Monday, July 09, 2001

What's Yours Is Mine

Two recent events have helped me to see how easy it is to mistake familiarity with real knowledge.

I'm not a huge Beatles fan, but I have always liked their songs and I've followed Paul McCartney through the years. He has a kindness in his face that makes him likable to me. I was quite surprised recently when I dreamed that I was on a date with him in NYC. The date was a lot of fun, we were laughing and visiting different places, spending a day exploring. I felt quite awkward, however, as the day went on. I began realizing that I held opinions about Paul's life and character that I had picked up over the years, things that I was suddenly embarrassed to discover while actually in his presence. I thought I understood the nature of his relationship with Lennon, and how he felt about his life pre- and post-Beatles. This assumed knowledge was getting in the way of actually getting to know him! I shared with him what I was feeling, and my awkwardness suddenly at being with him, realizing I know nothing about him, and at the same time, discovering that I thought I knew a lot about him. We laughed, and he told me that he encounters that all of the time--that he considers that sort of false knowledge one of the costs of fame. Once I told him what I was feeling, I began to discover that it was easier to set it aside, and went on to learn about the real man.

When I awoke, I was surprised and shaken up. Using my normal dream analysis tools, I realized that I have always seen Paul as an example of a fully alive and creative person, and that my message to myself was that I was just starting to encounter my own creative core. That was exciting, and seemed to be a personal growth milestone. But I was equally disturbed to realize that so much of what I hold to be true about the world around me is based on assumptions I've made. It's as if I've been connecting the dots of some real information, perhaps, but still not based on real knowledge, first-hand knowledge. I realized that the things I'm familiar with are the things that are most at risk for this sort of false knowledge and intimacy. I carried that feeling of my assumptions crashing against reality, like waves crashing on a cliff, with me for several days.

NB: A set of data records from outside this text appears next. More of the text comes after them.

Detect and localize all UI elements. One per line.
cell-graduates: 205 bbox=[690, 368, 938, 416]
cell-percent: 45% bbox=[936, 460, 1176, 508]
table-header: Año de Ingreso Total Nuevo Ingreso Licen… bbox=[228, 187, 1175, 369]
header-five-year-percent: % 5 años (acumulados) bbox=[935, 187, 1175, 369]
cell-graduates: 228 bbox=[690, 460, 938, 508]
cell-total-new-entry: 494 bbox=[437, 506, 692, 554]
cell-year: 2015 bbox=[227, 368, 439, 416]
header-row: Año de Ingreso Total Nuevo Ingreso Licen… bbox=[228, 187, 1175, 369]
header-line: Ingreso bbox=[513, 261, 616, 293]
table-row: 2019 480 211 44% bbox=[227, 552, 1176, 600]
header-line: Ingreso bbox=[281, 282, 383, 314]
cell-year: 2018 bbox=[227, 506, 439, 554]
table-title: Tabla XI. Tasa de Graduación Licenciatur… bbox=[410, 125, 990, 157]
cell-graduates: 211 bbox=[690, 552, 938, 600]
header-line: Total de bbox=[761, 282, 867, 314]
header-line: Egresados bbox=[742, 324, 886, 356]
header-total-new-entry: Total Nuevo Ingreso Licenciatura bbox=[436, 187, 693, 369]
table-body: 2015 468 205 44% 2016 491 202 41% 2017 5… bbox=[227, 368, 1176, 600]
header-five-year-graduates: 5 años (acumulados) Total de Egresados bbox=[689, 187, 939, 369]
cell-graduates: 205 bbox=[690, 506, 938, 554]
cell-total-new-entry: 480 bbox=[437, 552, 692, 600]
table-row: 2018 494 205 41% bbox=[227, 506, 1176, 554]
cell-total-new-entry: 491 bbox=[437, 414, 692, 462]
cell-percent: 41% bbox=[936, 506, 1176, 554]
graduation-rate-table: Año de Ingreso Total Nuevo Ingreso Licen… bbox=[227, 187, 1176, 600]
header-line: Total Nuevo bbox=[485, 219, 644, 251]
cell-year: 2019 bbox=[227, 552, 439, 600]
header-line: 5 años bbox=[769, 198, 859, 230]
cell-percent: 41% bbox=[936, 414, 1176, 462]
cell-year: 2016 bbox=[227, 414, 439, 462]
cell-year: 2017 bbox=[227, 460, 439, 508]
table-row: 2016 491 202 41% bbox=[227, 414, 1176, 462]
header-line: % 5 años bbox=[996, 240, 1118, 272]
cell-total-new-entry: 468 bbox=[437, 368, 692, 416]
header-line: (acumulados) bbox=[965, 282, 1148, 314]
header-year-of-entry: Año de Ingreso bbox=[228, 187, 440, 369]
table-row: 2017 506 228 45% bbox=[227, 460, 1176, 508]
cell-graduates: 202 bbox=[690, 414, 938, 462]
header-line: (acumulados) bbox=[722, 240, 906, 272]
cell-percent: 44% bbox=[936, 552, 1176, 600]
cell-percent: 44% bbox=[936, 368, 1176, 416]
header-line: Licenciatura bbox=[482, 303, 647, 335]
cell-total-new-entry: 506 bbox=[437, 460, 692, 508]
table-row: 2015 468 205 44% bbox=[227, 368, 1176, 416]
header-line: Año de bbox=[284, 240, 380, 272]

The second event is something I have observed over the last few weeks. My parents purchased a building nearly 30 years ago to use for a family business. The building is estimated to be more than 150 years old, and started its life as a one room school house. In the 1930s, it was purchased and turned into a residence, and then in the 1970s, my parents converted the residence into a professional office building. Recently, they sold the building and the land to a huge corporate conglomerate who wanted it for the location of a chain retail establishment. This is a big event in their small town, and required many meetings with the zoning commission and the city council before it was approved. The surprise event was the public outcry against tearing down that historic building. People who don't know my family attending the public meeting to express their outrage over the loss of a building they had become used to seeing. Some even claimed that the building was on the National Register of Historic Buildings, which would mean that it could not be torn down. I watched these events unfold with a detached sense of bewilderment, since none of these people had ever been inside the building, they didn't know us, and they had the facts wrong. They had mistaken familiarity with real knowledge. After additional statements from my family, the plans were finally approved, but the loss of this building remains a sore spot in the town's collective consciousness.

I'm grateful that these experiences have helped me to see myself in a different light, and have cast a shadow of doubt on the truth of my knowledge of things around me. In a sense, I want to toss aside everything I hold as knowledge about the world around me, to see the world with fresh eyes, and only have knowledge based on personal experience. I suspect this kind of purity can't be obtained by making such a decision, but can be facilitated by intending to see the world in a new way, a real way. I have noticed that I question my knowledge occasionally now, that I will evaluate its reliability by asking myself how I came to believe something was true, or came to have this knowledge. These questions raise the awareness of the issue, but I'm not really prepared to analyze everything I think of. There has to be another way to reach this goal.

In fact, the thought of discarding this false knowledge lets me see just how chaotic my world would be without it. It is my assumptions about patterns that allow me to live in a predictable world, where I can plan and set goals, and live in an orderly world where things progress. They also keep my assemblage point focused very close to its current location, since new knowledge only refines what I've already assumed is true about the world.

In The Art of Dreaming, Castaneda talks about traveling to other realities as the result of a significant shift in the assemblage point location, and how foreign and disorienting these other locations are for him. In the past, I've had significant experiences that have allowed me to remain in this reality and yet to begin to incorporate a bigger world and universe into my ever present awareness. There are some myths surrounding Castaneda's death, with some people believing that he actually took his physical body with him to a different assemblage point reality. I'm not prepared to make that kind of a break with reality myself, but I am curious to explore how I can get past my own assumptions of reality and encounter reality first hand. It seems like an interesting way to live.

As uncomfortable as I felt on my date with Paul, I've started to embrace that awkward feeling as a gift, a new awareness that my thoughts are not in synch with the reality around me in those moments. It's as if I've started to develop a false knowledge detector within my stomach that lets me know when my mind pulls me away from experiencing reality for myself. After living 42 years, there are many things I'm familiar with, and quite a few that I actually have first hand experience with. Perhaps now I am beginning to distinguish between these two.